Here is the entire Year to Date P/L list for closed positions - I added previous week's list here for comparison.
I closed $1200 in premiums this week, nearly tripling my gains for the year to date from $605 to $1805.


Year to Date Realized Gains by Symbols Traded (Last week first, then current week)
Trade Ideas
INTL (INTEL) has set a scorching pace for its revival. It has 5x-ed from 20 to 100 in just about a year, having hit its lows in high teens, in 2024.
Looking at the options table 48 days out, traders are seeing a risk to the upside.
As you can see below on the June 18 table, an equidistant strike away from current price (of ~$100), $20 up at $120 has a premium of ~$510-$525, whereas if you go $20 down and looked at premiums at $80, that is only between $310-$320. Assuming mid-point prices, that's a gap of nearly $200. I am with the market on this one, am bullish on Intel continuing to rise, so I could sell either a Naked Put (my preferred approach) or a Put Credit Spread on INTL. And exit at or before 21-DTE with either a 50% return on original premium or some loss, since I have no desire to own the shares of the stock.

Portfolio Status
Here is the current portfolio status, including unrealized P/L.

This week, I was dancing around with my expiry on SPX, placing trades in a manner such that I could avoid getting a Day Trade flag. Traders still need to wait for the June 4th date when Pattern Day Trade (PDT) rule changes get changed, and the $25K minimum rule gets lifted. While I have breached the $25K limit in this account, I still don't want to go through any theoretical or real hassle of PDT rules being applied to me in the last few weeks of its existence. Read here about these rules, their updates, and history: https://tastytrade.com/learn/markets/industry/pattern-day-trading/
As you would have seen above in my trade logs - trading in SPX when market goes up - seems like a really profitable idea. This week I was really fortunate to make some money on my ideas.

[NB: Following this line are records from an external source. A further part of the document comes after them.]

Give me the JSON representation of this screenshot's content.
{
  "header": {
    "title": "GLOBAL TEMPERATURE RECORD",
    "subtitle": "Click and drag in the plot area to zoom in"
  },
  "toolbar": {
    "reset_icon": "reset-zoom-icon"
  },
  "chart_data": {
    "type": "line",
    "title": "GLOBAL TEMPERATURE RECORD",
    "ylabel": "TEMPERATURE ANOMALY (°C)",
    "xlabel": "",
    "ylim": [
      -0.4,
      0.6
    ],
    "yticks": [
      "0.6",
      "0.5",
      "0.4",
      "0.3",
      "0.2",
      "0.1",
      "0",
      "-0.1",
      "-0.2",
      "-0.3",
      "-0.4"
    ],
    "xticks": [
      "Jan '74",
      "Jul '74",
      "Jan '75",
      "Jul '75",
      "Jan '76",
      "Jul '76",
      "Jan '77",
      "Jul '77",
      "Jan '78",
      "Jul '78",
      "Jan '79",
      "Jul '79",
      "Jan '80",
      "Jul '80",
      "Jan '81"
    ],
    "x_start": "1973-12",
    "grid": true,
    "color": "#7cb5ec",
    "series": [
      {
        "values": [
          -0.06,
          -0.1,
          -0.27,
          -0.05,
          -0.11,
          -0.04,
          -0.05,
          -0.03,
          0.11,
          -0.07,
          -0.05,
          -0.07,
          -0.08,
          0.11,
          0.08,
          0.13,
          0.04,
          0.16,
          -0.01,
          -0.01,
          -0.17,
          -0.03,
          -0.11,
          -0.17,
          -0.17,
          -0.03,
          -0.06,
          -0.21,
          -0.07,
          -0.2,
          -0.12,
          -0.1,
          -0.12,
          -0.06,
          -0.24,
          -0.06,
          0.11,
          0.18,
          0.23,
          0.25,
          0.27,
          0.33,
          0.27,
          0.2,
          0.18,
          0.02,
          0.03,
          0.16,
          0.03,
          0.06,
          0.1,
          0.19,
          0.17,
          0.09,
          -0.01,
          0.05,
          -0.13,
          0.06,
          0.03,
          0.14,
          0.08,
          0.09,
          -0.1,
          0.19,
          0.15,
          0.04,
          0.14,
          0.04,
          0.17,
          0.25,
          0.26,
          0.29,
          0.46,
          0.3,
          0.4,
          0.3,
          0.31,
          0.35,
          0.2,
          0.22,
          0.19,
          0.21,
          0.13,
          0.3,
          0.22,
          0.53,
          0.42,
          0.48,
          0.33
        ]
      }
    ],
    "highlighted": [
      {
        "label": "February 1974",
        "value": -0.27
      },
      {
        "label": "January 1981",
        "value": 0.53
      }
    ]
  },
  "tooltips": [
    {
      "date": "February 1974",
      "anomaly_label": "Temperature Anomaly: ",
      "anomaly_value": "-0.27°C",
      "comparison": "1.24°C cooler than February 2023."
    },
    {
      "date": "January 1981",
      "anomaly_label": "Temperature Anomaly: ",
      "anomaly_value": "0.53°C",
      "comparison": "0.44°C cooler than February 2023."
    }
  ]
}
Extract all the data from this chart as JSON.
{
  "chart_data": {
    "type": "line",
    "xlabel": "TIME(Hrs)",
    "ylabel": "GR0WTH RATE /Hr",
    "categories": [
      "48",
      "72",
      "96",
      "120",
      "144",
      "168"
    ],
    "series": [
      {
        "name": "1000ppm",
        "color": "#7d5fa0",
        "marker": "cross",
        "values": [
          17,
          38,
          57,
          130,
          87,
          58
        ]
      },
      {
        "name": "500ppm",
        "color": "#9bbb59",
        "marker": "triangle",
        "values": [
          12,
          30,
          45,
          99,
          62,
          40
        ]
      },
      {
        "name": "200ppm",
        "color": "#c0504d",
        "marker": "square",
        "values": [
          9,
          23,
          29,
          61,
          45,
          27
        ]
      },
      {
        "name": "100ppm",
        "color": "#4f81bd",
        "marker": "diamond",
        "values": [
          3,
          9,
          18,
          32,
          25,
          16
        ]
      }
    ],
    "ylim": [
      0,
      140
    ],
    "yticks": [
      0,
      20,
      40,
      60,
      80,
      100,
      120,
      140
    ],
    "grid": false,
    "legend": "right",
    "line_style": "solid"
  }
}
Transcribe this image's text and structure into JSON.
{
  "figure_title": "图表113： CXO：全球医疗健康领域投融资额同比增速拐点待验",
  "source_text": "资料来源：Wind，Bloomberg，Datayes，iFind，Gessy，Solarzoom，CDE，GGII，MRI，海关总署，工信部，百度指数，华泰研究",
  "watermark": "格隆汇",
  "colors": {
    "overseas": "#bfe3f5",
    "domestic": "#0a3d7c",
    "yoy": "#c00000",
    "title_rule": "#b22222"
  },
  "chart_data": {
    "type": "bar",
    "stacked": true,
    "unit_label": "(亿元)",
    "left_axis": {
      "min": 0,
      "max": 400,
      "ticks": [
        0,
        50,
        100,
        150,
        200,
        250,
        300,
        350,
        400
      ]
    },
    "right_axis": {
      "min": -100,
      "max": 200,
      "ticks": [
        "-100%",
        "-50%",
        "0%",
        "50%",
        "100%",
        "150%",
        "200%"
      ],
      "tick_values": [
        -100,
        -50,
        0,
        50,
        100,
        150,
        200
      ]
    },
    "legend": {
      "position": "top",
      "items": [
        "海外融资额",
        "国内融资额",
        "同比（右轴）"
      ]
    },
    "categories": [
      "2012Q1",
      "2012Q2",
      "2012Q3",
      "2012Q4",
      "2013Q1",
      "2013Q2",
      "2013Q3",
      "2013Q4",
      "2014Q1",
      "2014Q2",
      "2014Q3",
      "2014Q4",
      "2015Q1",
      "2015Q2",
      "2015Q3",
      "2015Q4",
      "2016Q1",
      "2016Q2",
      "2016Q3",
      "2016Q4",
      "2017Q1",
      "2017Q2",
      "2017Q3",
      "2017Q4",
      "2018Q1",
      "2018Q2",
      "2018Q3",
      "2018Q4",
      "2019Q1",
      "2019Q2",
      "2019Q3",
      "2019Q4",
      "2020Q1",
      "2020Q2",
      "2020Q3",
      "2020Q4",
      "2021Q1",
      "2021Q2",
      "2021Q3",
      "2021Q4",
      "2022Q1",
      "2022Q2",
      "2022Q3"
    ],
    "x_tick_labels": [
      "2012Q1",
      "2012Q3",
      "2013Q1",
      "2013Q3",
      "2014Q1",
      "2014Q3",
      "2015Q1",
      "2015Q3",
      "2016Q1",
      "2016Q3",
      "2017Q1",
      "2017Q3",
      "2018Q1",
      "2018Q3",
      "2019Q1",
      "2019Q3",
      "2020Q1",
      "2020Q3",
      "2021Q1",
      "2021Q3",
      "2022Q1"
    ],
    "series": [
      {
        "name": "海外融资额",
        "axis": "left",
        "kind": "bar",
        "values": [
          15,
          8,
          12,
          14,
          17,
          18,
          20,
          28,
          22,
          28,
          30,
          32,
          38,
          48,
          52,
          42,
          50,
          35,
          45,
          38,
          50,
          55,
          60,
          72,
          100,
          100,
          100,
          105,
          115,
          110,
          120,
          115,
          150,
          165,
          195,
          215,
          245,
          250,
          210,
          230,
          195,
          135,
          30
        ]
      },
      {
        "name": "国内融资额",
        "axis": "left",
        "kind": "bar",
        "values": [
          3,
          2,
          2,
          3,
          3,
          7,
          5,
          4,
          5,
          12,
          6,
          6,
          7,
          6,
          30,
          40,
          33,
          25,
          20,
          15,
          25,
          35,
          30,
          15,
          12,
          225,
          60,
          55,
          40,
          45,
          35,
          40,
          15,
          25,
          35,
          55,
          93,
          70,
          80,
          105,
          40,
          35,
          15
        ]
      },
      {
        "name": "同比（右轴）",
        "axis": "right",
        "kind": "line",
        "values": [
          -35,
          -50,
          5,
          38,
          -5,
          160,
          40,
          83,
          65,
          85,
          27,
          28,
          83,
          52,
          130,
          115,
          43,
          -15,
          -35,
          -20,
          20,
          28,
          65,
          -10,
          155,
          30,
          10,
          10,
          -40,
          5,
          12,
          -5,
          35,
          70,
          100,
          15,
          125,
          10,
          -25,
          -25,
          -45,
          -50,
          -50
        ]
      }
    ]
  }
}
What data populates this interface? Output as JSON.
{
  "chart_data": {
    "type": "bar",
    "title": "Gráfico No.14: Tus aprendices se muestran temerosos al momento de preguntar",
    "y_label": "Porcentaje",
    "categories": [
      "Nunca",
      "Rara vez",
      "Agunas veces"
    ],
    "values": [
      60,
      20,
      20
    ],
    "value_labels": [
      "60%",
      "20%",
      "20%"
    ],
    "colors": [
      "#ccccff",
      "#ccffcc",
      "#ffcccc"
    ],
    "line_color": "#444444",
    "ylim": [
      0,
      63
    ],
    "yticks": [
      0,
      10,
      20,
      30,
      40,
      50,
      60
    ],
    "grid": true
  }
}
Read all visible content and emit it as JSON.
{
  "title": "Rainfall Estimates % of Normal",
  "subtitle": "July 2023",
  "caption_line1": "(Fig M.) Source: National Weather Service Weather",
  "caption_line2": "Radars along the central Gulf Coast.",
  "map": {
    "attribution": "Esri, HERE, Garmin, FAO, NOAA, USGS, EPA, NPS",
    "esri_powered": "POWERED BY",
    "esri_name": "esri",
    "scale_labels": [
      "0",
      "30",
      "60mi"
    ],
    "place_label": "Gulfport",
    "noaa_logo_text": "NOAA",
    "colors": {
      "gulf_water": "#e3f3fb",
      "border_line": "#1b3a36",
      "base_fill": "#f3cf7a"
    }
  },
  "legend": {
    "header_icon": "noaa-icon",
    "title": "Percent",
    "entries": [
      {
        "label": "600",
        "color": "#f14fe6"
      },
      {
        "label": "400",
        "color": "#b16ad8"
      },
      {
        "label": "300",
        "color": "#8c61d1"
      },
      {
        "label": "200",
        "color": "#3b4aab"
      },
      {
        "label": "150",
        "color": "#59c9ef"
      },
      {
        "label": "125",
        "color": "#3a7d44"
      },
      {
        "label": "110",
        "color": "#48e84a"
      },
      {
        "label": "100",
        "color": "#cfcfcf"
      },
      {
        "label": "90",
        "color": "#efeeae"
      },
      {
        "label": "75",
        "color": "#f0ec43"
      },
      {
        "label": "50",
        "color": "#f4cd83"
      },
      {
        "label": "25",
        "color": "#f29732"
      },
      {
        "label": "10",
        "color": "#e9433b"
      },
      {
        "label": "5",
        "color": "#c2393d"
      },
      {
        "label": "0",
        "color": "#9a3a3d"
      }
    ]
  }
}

The thrill of idea validation by market within hours or a day or two is something I had not experienced when I had been waiting around for weeks (or years for buy-and-hold index/share positions in for example, my Vanguard account). SPX is going to be what I will predominantly trade going forward for my options, at least until some sequence of losses shake my confidence in it. And I am eagerly waiting for PDT rules to change in about a month - that way I can further increase my odds of success by trading more frequently. I strongly believe in the law of large numbers - the more I trade the statistically probable trades, the more the probabilities actually come close to their value, giving me success.
The catch seems to be that I likely won't be able to continue writing this newsletter. With an uptick in the volume of trades I place, I am losing the desire to carefully document all of the trades - I think the last 16 months of documentation has taught me enough to survive. Let's see what the future holds.
All else being equal in the world - trading options still seems like the fairest challenge. If you have a hunch - you can get it right or wrong all on your own. No bosses to blame, not the economy to worry about - just you and your thesis - and the trader on the other side of the trade.
That's enough philosophy for this week!